In article <490@limbo.Intuitive.Com> taylor@limbo.Intuitive.Com (Dave Taylor) writes:
>What if I were to remove the following files from /usr/lib/news ?
>	history
>	history.dir
>	history.pag
>As far as I am aware -- and keep in mind that the only news reader
>we have installed on this site is "rn" -- the only purpose that the
>files serve are to ensure that duplicate articles aren't allowed.
>Am I right?  (I have heard some reference to commands in "rn" that




This would result in near-disaster.  No duplicate checking, and
expire would have a tough time running.




>indication of how many lines are contained therein.  To unpack,
>simply put the article into its own temp file, check its MessageID
>against those already on the machine, then if unique, add it to the



Where are you going to store Message-ID's...  That's one of the
functions of history.*




>Really what I'd like to do is to write an unpacker that will 
>immediately throw away articles from groups that appear/don't appear
>in a file.  The goal would be to have the file generated via a modified
>pexpire(1L) program to reflect JUST the groups that people are actually
>actively reading on the machine.  ALL other articles would vanish 



How do you handle the case of looking through comp.archives, and finding
that there's this interesting thingie in group x, but since nobody subscribes
to group x, the spooled article isn't there to find any more info...

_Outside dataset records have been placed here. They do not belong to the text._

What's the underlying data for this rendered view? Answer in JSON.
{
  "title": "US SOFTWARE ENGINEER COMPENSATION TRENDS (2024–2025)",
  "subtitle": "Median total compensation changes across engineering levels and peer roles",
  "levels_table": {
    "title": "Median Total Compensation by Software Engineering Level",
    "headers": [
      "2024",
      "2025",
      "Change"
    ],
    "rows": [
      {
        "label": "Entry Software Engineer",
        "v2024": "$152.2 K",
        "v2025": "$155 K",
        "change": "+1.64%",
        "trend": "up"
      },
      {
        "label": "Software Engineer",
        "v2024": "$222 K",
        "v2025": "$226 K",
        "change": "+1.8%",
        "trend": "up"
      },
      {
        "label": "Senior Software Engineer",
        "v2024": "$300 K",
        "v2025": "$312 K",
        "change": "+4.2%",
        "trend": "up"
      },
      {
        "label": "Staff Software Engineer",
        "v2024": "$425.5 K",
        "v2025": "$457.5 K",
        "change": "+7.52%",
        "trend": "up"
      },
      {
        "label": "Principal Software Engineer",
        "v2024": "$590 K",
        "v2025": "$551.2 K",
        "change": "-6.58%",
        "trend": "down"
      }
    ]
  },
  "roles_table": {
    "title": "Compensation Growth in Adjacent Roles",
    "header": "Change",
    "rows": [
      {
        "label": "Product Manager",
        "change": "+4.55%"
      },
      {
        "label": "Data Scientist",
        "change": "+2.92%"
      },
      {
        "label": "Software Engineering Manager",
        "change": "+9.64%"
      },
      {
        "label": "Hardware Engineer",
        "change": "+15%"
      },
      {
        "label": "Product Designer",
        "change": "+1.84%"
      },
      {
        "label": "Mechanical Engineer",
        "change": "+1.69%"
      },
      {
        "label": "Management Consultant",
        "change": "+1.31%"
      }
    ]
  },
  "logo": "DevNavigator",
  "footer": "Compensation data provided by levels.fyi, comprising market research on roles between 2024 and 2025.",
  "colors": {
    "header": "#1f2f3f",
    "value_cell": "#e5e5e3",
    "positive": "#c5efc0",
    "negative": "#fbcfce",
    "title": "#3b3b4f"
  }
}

>This all really hinges around the history file, though.  Clearly, when
>my expires take many many hours to run, it's because they're munging



Well, I don't know what hardware you're using (I think HP from a previous
posting :-)), but I keep 2 weeks of Usenet, plus every alternative hierarchy
I can lay my hands on, using a HP350, and expire cranks through nightly
in about 2.5 hours...  



>through the slow and painful process of continually updating the DBM
>history database ... (right?) ... I mean, I can run "fixactive(1L)"

In a nutshell, expire creates a new history file each nite, after making
one run through the history.* files, and unlinking expired articles.  It
names it nhistory.{dir,pag} while creating it, and then renames it to
history.{dir,pag}  etc.  

There's a sort in there somewhere also.